Ahead of the April 1 deadline, when the union health ministry is set to implement larger size of health warnings on tobacco and cigarette packaging, the doctors have extended their support to the government's decision, the Indian Express reported.
Nearly 653 doctors and office-bearers of medical societies across the country have written a letter addressed to Prime Minister Narendra Modi urging him to implement the new rules on pictorial warnings from April 1.The union health ministry earlier recommended increasing the size of the pictorial warnings to 85 percent from the current 40 percent.
The size of health warnings on tobacco and cigarette packets is currently caught up in a debate, with BJP MP Dilip Gandhi-led parliamentary panel suggesting the large size pictorial warnings would be too harsh for tobacco farmers and companies. The panel said the size should be kept at 50 percent.

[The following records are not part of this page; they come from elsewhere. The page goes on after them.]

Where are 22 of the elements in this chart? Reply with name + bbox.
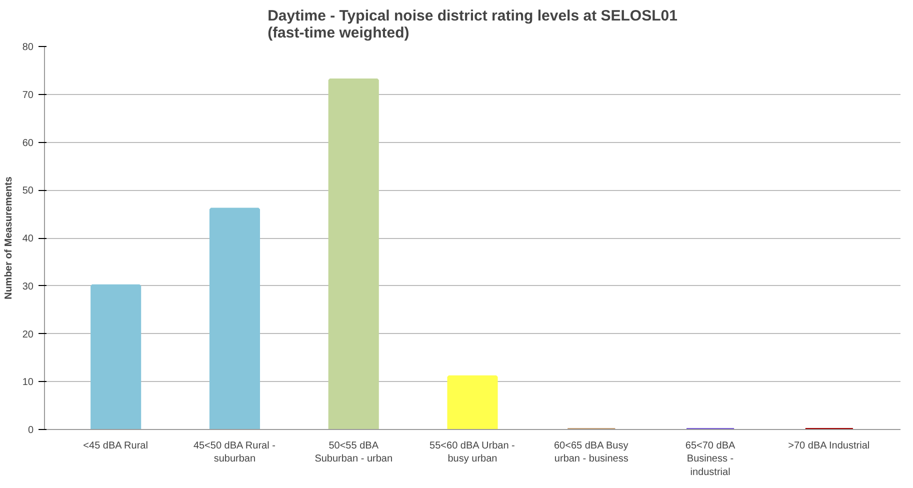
x-tick-label: 45<50 dBA Rural - suburban xyxy=(193,440,276,465)
y-tick-label: 80 xyxy=(22,42,34,53)
x-tick-label: 65<70 dBA Business - industrial xyxy=(685,440,736,478)
y-tick-label: 50 xyxy=(22,186,34,197)
y-tick-label: 60 xyxy=(22,138,34,149)
bar xyxy=(90,284,142,430)
y-tick-label: 10 xyxy=(22,377,34,388)
chart-title: Daytime - Typical noise district rating levels at SELOSL01 (fast-time weighted) xyxy=(268,8,678,42)
x-tick-label: <45 dBA Rural xyxy=(83,440,148,452)
x-tick-label: 60<65 dBA Busy urban - business xyxy=(554,440,628,465)
y-tick-label: 40 xyxy=(22,234,34,244)
x-tick-label: 50<55 dBA Suburban - urban xyxy=(314,440,393,465)
y-tick-label: 30 xyxy=(22,281,34,292)
y-tick-label: 70 xyxy=(22,90,34,101)
x-tick-label: >70 dBA Industrial xyxy=(788,440,870,452)
y-axis-title: Number of Measurements xyxy=(3,176,14,300)
bar xyxy=(447,375,498,430)
bar xyxy=(209,208,260,430)
x-tick-label: 55<60 dBA Urban - busy urban xyxy=(430,440,515,465)
bar xyxy=(328,78,379,430)
y-tick-label: 20 xyxy=(22,329,34,340)
y-tick-label: 0 xyxy=(28,425,34,436)
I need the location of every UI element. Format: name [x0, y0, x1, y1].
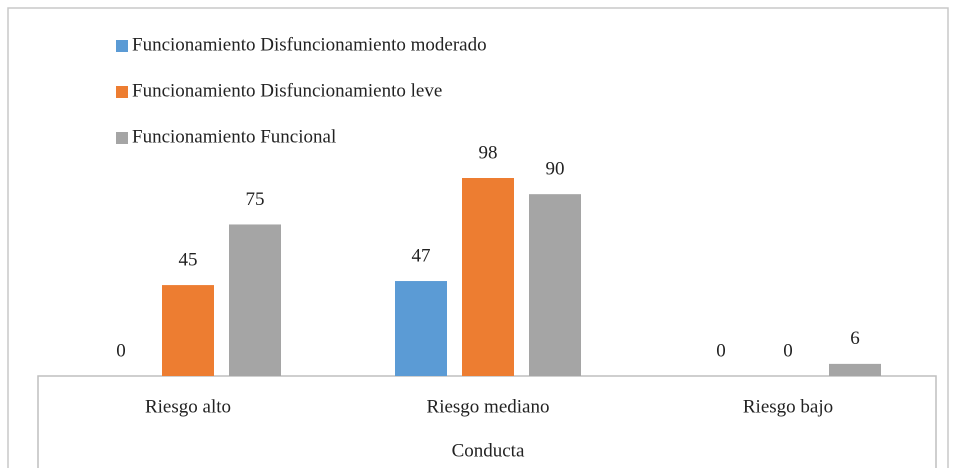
bar: [529, 194, 581, 376]
x-axis-label: Conducta: [452, 440, 525, 461]
bar: [229, 224, 281, 376]
data-label: 0: [716, 340, 726, 361]
x-tick-label: Riesgo bajo: [743, 396, 833, 417]
data-label: 98: [479, 142, 498, 163]
legend-label: Funcionamiento Disfuncionamiento moderad…: [132, 34, 487, 55]
x-tick-label: Riesgo mediano: [427, 396, 550, 417]
data-label: 90: [546, 159, 565, 180]
legend-label: Funcionamiento Disfuncionamiento leve: [132, 80, 442, 101]
data-label: 75: [246, 189, 265, 210]
data-label: 0: [783, 340, 793, 361]
legend-swatch: [116, 132, 128, 144]
bar: [462, 178, 514, 376]
legend-swatch: [116, 86, 128, 98]
bar: [162, 285, 214, 376]
x-tick-label: Riesgo alto: [145, 396, 231, 417]
data-label: 0: [116, 340, 126, 361]
bar: [829, 363, 881, 376]
legend-swatch: [116, 40, 128, 52]
chart-border: [7, 7, 949, 468]
data-label: 6: [850, 328, 860, 349]
bar: [395, 281, 447, 376]
legend-label: Funcionamiento Funcional: [132, 126, 336, 147]
data-label: 45: [179, 249, 198, 270]
data-label: 47: [412, 245, 431, 266]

The Tobacco Institute of India, a body of tobacco farmers and manufacturing companies, has termed the government decision as excessive, and one that could impact the income of the thousands of people associated with the industry.
However, the World Health Organisation (WHO), while terming the debate as worrisome, backed the decision of the Indian government on increasing the size of the pictorial warnings.

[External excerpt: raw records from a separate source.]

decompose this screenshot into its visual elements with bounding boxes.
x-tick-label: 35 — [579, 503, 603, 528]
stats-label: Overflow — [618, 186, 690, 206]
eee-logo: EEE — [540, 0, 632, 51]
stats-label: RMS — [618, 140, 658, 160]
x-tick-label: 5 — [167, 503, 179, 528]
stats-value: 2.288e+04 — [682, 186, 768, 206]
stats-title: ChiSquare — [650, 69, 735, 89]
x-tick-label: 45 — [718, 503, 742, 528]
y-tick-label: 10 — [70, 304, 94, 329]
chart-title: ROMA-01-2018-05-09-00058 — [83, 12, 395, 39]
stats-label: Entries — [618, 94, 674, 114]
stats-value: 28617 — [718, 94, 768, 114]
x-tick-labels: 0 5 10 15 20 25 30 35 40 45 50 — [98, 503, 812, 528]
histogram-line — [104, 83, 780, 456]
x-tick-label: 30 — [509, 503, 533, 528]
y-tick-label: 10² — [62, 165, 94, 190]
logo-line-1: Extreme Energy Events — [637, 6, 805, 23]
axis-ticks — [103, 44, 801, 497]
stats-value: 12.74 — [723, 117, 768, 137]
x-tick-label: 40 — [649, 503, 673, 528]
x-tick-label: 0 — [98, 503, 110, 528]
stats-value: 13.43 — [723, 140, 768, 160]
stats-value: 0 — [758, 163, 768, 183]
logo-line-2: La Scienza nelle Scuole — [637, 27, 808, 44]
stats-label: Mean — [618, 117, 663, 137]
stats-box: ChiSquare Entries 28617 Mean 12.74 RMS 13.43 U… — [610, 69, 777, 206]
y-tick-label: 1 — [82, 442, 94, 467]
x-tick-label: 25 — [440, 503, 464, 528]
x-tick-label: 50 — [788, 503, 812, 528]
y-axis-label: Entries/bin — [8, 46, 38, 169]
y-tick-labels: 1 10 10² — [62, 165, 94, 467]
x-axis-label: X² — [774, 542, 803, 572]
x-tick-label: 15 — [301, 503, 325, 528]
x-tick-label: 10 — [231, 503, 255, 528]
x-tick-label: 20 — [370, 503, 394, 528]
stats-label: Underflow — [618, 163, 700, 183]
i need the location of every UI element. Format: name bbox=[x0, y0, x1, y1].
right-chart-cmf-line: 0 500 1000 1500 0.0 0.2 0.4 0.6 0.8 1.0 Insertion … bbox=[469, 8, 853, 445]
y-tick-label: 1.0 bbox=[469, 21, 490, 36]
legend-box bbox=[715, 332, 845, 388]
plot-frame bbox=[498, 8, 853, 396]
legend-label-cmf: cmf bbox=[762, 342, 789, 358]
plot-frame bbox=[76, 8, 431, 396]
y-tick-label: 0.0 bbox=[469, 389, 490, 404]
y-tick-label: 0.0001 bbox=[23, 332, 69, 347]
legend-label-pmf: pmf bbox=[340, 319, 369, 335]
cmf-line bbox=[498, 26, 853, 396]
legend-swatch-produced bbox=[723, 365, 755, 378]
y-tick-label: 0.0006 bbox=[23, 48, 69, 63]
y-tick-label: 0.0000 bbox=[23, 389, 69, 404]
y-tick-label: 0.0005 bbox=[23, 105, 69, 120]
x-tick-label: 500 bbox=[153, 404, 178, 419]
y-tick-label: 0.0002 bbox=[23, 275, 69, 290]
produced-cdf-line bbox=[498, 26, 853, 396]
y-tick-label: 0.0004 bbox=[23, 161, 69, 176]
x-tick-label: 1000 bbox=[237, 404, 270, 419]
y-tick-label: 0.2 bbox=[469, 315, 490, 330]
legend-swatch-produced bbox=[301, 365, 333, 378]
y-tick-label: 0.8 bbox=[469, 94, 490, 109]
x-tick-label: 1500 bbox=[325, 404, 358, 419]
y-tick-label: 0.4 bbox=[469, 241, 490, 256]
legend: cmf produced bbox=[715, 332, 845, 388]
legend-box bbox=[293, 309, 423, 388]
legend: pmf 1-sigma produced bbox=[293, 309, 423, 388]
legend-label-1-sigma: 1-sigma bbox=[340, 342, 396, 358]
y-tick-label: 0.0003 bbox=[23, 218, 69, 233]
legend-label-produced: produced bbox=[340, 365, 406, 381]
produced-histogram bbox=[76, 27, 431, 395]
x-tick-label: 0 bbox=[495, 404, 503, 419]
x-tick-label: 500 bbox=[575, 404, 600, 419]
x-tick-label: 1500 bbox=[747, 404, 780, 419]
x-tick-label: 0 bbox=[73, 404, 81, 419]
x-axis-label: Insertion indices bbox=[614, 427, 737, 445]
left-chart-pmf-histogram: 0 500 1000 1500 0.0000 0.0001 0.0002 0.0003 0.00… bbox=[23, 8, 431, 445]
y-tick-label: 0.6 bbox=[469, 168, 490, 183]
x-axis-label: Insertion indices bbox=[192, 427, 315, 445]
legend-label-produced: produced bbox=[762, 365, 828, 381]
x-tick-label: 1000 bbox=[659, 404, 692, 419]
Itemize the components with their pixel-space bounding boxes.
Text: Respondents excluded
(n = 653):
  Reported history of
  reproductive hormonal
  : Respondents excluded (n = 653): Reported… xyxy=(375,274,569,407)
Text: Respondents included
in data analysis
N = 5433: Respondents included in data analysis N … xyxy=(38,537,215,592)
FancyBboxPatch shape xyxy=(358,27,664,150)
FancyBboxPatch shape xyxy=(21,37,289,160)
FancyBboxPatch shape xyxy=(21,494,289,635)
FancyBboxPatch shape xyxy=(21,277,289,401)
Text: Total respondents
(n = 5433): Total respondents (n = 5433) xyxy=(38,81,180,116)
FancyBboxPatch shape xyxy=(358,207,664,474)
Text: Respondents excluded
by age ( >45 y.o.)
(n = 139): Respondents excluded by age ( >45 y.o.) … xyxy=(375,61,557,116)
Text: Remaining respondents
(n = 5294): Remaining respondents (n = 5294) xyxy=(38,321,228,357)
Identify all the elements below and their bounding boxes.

The doctors, meanwhile, urged PM Modi to step in to prevent the tobacco lobby from subverting the anti-tobacco measures by the government.

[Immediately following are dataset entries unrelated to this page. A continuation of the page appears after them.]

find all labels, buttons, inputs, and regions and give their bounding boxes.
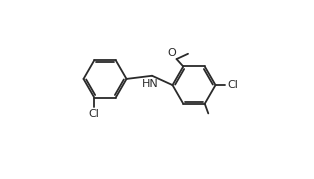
Text: HN: HN: [142, 79, 159, 89]
Text: O: O: [167, 48, 176, 58]
Text: Cl: Cl: [89, 109, 100, 119]
Text: Cl: Cl: [227, 80, 238, 90]
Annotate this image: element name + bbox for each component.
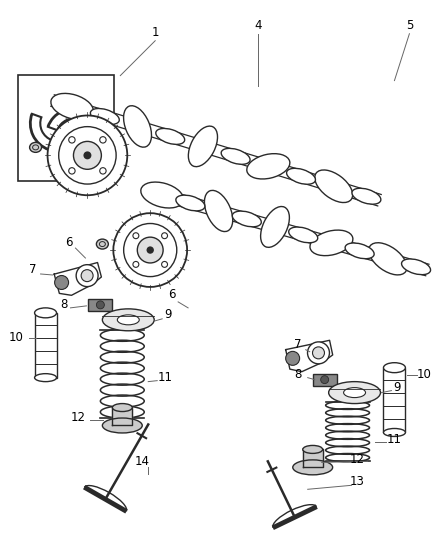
Circle shape [83, 151, 92, 159]
Bar [384, 368, 406, 432]
Ellipse shape [352, 188, 381, 204]
Ellipse shape [102, 309, 154, 331]
Text: 7: 7 [29, 263, 36, 277]
Ellipse shape [156, 128, 185, 144]
Ellipse shape [315, 170, 353, 203]
Text: 6: 6 [168, 288, 176, 301]
Text: 14: 14 [135, 455, 150, 468]
Text: 5: 5 [406, 19, 413, 33]
Text: 7: 7 [294, 338, 301, 351]
Ellipse shape [35, 308, 57, 318]
Text: 6: 6 [65, 236, 72, 248]
Ellipse shape [247, 154, 290, 179]
Ellipse shape [289, 227, 318, 243]
Ellipse shape [30, 142, 42, 152]
Circle shape [74, 141, 101, 169]
Text: 4: 4 [254, 19, 261, 33]
Text: 1: 1 [152, 26, 159, 39]
Bar [35, 313, 57, 378]
Ellipse shape [343, 387, 366, 398]
Ellipse shape [96, 239, 108, 249]
Ellipse shape [328, 382, 381, 403]
Ellipse shape [90, 109, 119, 124]
Circle shape [147, 246, 154, 254]
Text: 9: 9 [164, 309, 172, 321]
Polygon shape [303, 449, 323, 467]
Ellipse shape [232, 211, 261, 227]
Ellipse shape [402, 259, 431, 274]
Text: 10: 10 [8, 332, 23, 344]
Circle shape [55, 276, 69, 289]
Ellipse shape [293, 460, 332, 475]
Circle shape [69, 168, 75, 174]
Ellipse shape [124, 106, 152, 147]
Circle shape [69, 136, 75, 143]
Ellipse shape [310, 230, 353, 256]
Circle shape [133, 233, 139, 239]
Circle shape [137, 237, 163, 263]
Circle shape [81, 270, 93, 281]
Ellipse shape [384, 362, 406, 373]
Text: 12: 12 [71, 411, 86, 424]
Circle shape [76, 265, 98, 287]
Ellipse shape [117, 315, 139, 325]
Ellipse shape [102, 418, 142, 433]
Ellipse shape [188, 126, 218, 167]
Circle shape [162, 233, 167, 239]
Circle shape [133, 262, 139, 268]
Polygon shape [54, 263, 102, 295]
Ellipse shape [286, 168, 315, 184]
Ellipse shape [176, 195, 205, 211]
Circle shape [48, 116, 127, 195]
Ellipse shape [261, 206, 290, 247]
Polygon shape [112, 408, 132, 425]
Circle shape [96, 301, 104, 309]
Circle shape [100, 168, 106, 174]
Bar [313, 374, 337, 385]
Ellipse shape [35, 374, 57, 382]
Text: 10: 10 [417, 368, 432, 381]
Circle shape [100, 136, 106, 143]
Bar [18, 75, 114, 182]
Text: 8: 8 [60, 298, 67, 311]
Ellipse shape [141, 182, 184, 208]
Text: 9: 9 [394, 381, 401, 394]
Circle shape [307, 342, 329, 364]
Ellipse shape [221, 148, 250, 164]
Ellipse shape [205, 190, 233, 231]
Ellipse shape [384, 429, 406, 437]
Bar [88, 299, 112, 311]
Ellipse shape [303, 446, 323, 454]
Text: 8: 8 [294, 368, 301, 381]
Circle shape [113, 213, 187, 287]
Ellipse shape [112, 403, 132, 411]
Ellipse shape [369, 243, 407, 275]
Circle shape [312, 347, 325, 359]
Ellipse shape [51, 93, 93, 119]
Polygon shape [286, 340, 333, 372]
Circle shape [162, 262, 167, 268]
Ellipse shape [345, 243, 374, 259]
Text: 13: 13 [350, 475, 365, 488]
Circle shape [321, 376, 328, 384]
Text: 11: 11 [158, 371, 173, 384]
Text: 11: 11 [387, 433, 402, 446]
Circle shape [286, 351, 300, 365]
Text: 12: 12 [350, 453, 365, 466]
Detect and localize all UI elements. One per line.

They signed a petition, which said, "We are committed to this important public health issue. It is unfortunate that the panel report is ignoring health of billions for the benefit of a few."
The letter reminded Modi of his pledge to spread awareness on the risks of tobacco consumption in India.
"The Facebook message of Modi shows his personal commitment for this important public health issue. Plethora of medical evidence has proven beyond doubt that tobacco is the only consumer product that has no good use, and causes disease, disability and death. We are very hopeful that he will do the best for the health of the nation," Pankaj Chaturvedi, professor and surgeon at Tata Memorial Hospital was quoted as saying by the Indian Express.
"At least 10 lakh Indians die every year because of tobacco and at least 50 percent cancers are attributable to tobacco. I am sure the government knows the staggering statistics and is serious about tobacco control," said Sanjay Seth, chief of operations of Voice of Tobacco Victims campaign, according to the Indian Express.